Aug 07, 2018 (LBO) – The Nations Trust Bank closed the six months period ending June 30, 2018 with a post-tax profit of 1,875 million rupees and a pre-tax profit of 3,882 million rupees, the Bank said in a statement.
Net interest income increased by 35 percent mainly attributable to growth in volumes with a marginal improvement in NIMs.
Interest income recorded a faster growth of 26 percent over interest expense growth of 20 percent due to the higher drop in cost of funds over the previous period.
Non fund based income including fees, commission and other operating income increased by 18 percent with trade and transactional fees contributing to a larger portion of the increase.
Net trading losses, which mainly comprise of cost on funding swaps, remained at previous year reported levels as there had been no material movement in the SWAP book and forward premium rates in comparison to the previous period. Customer FX income reported a moderate growth of 16 percent with the volume growth.

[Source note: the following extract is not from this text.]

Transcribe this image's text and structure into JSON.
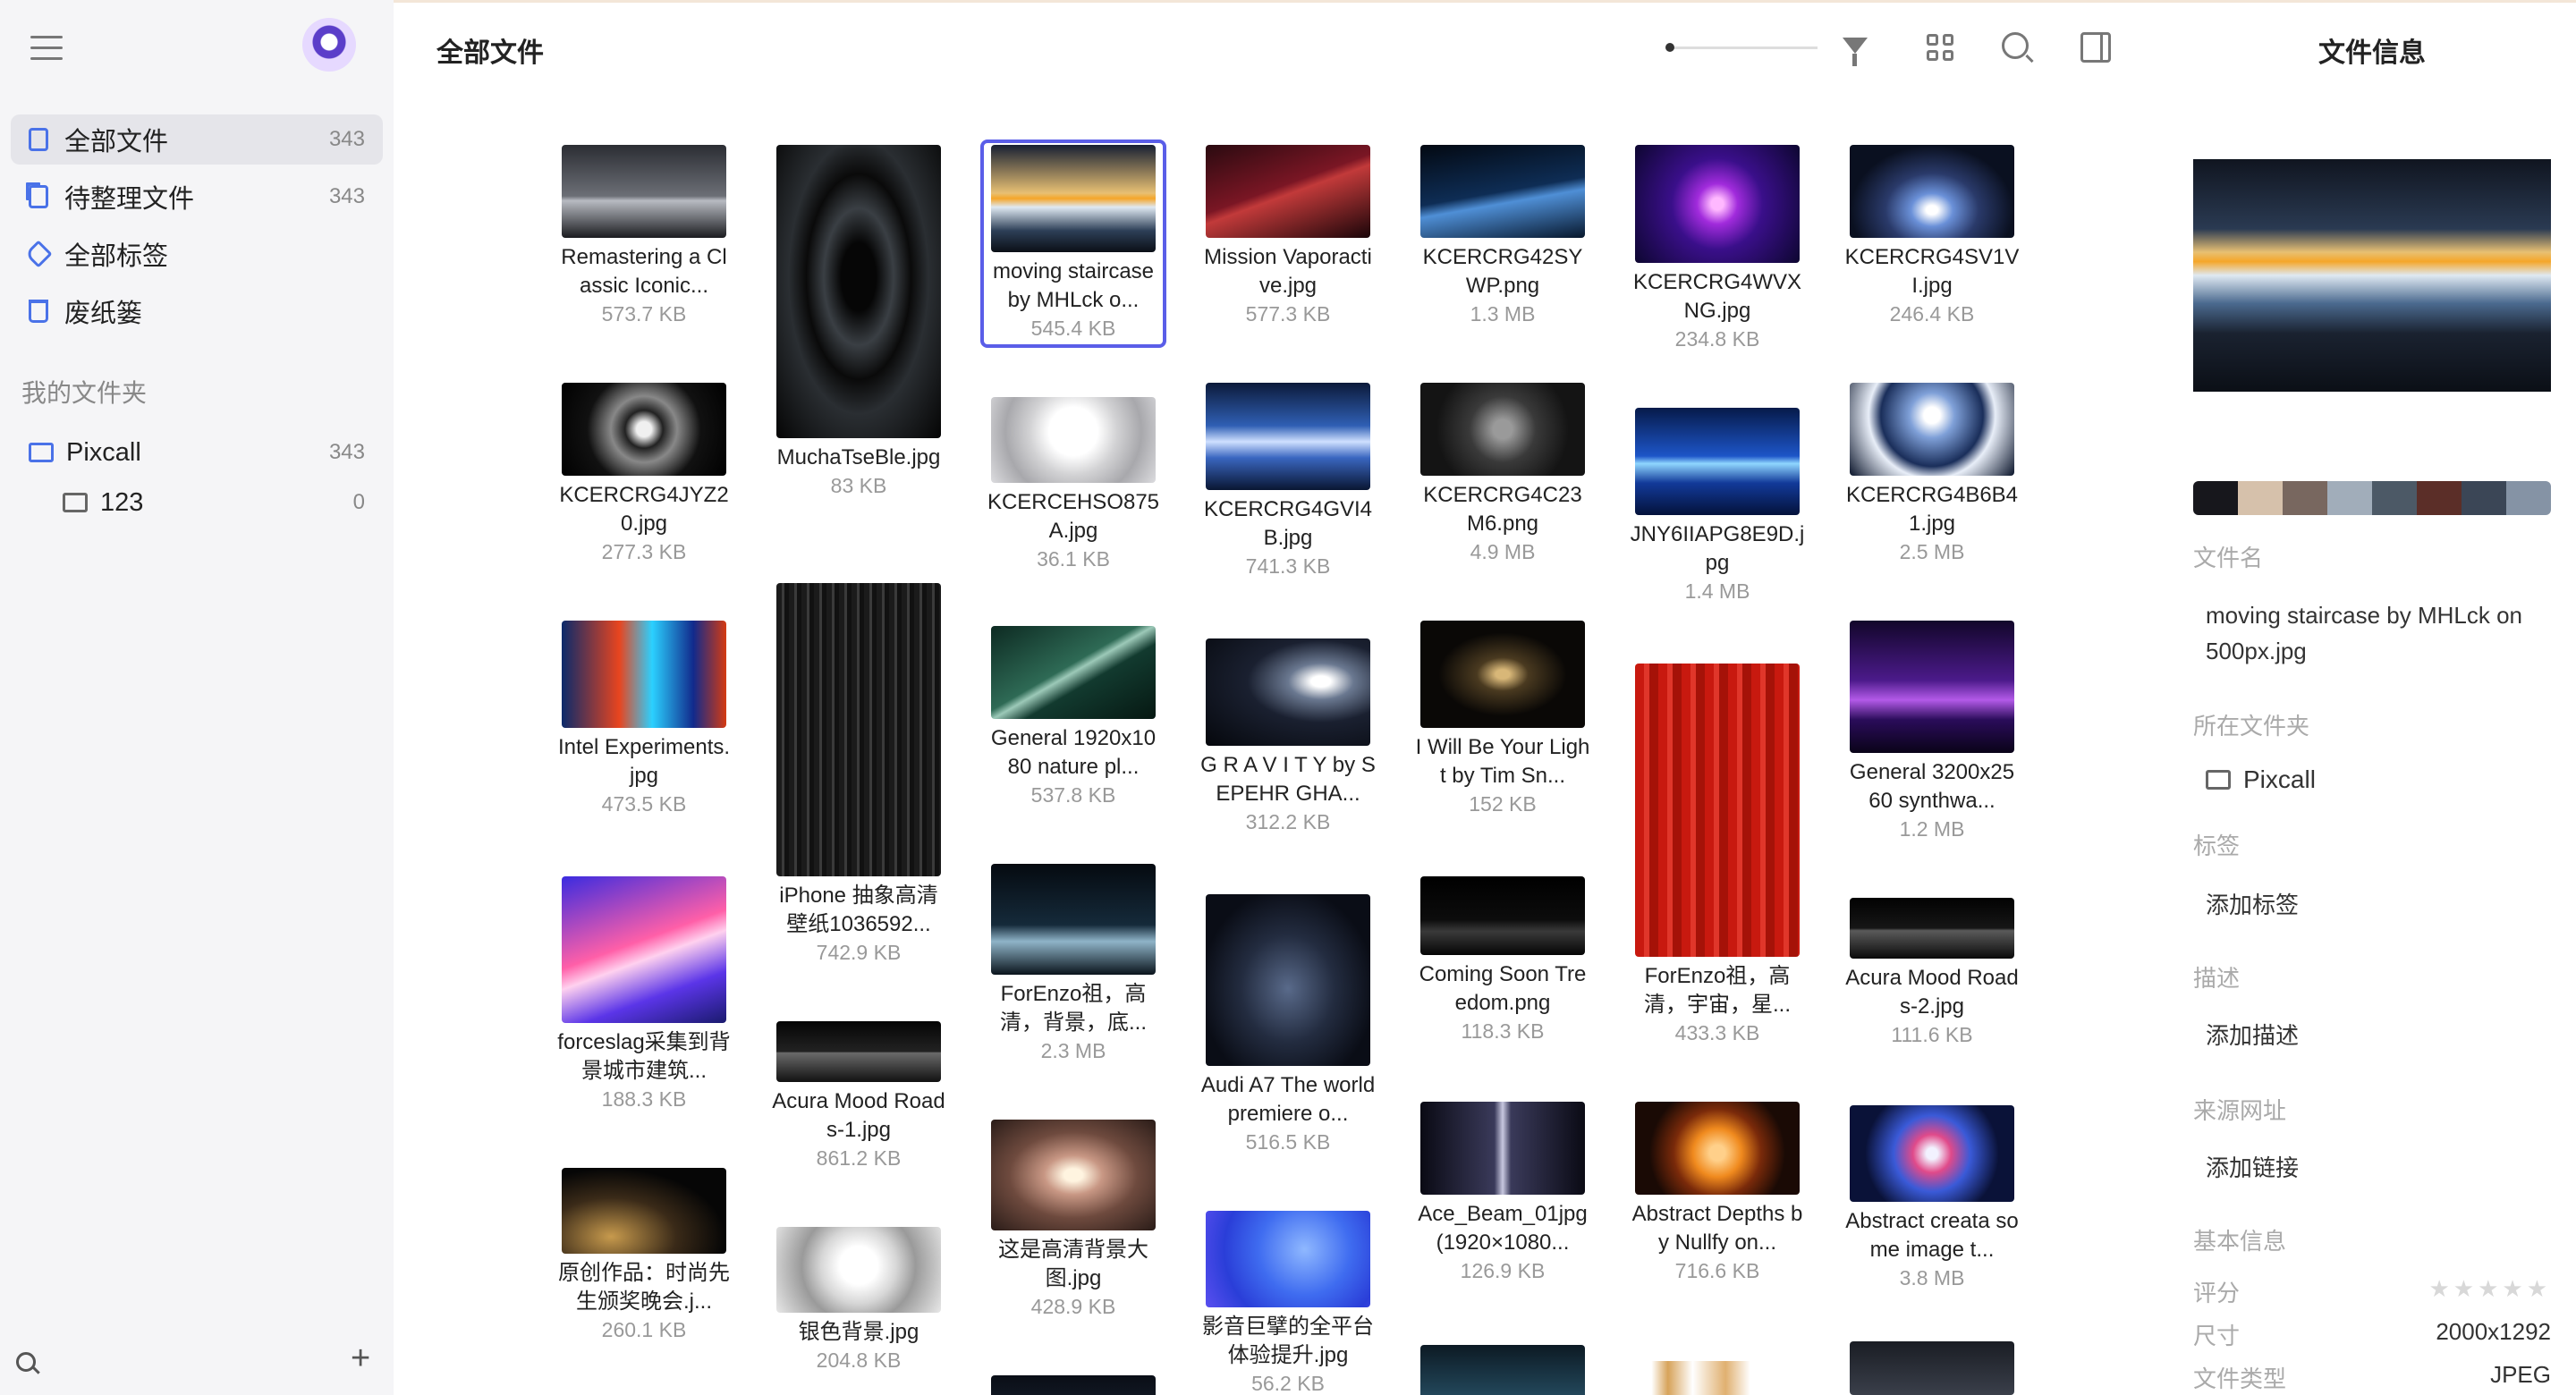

Impairment charges for the current year increased due to cash flow stress witnessed in selective portfolios which is also reflected in the increase in the NPL ratio to 3.06 percent from 2.29 percent reported in December 2017, mirroring industry trends.
Industry NPLs stood at 2.50 percent in December 2017 increasing to 3.3 percent by end May 2018.
Expenses recorded a growth of 20 percent which is partly due to the front loading of certain expenses particularly related to branding, marketing activities and investments made on up-skilling of knowledge, employee engagement and culture building.
Investments made in technology and digital platforms during the second half of 2017 also had a direct bearing in expenses growth in the current year. Expenses pertaining directly to business volume growth were well managed at 9percent .
Notably, the Bank reported a higher growth in revenue of 30 percent to commensurate expenses growth resulting in the Cost: Income ratio decreasing to 48.6 percentfrom 52.8 percent reported in the previous period.
Loans and advances recorded a growth of 12 percent primarily driven by corporate portfolio lending. Deposits recorded a growth of 16 percent while CASA grew by 15 percent CASA mix was maintained at 28percent.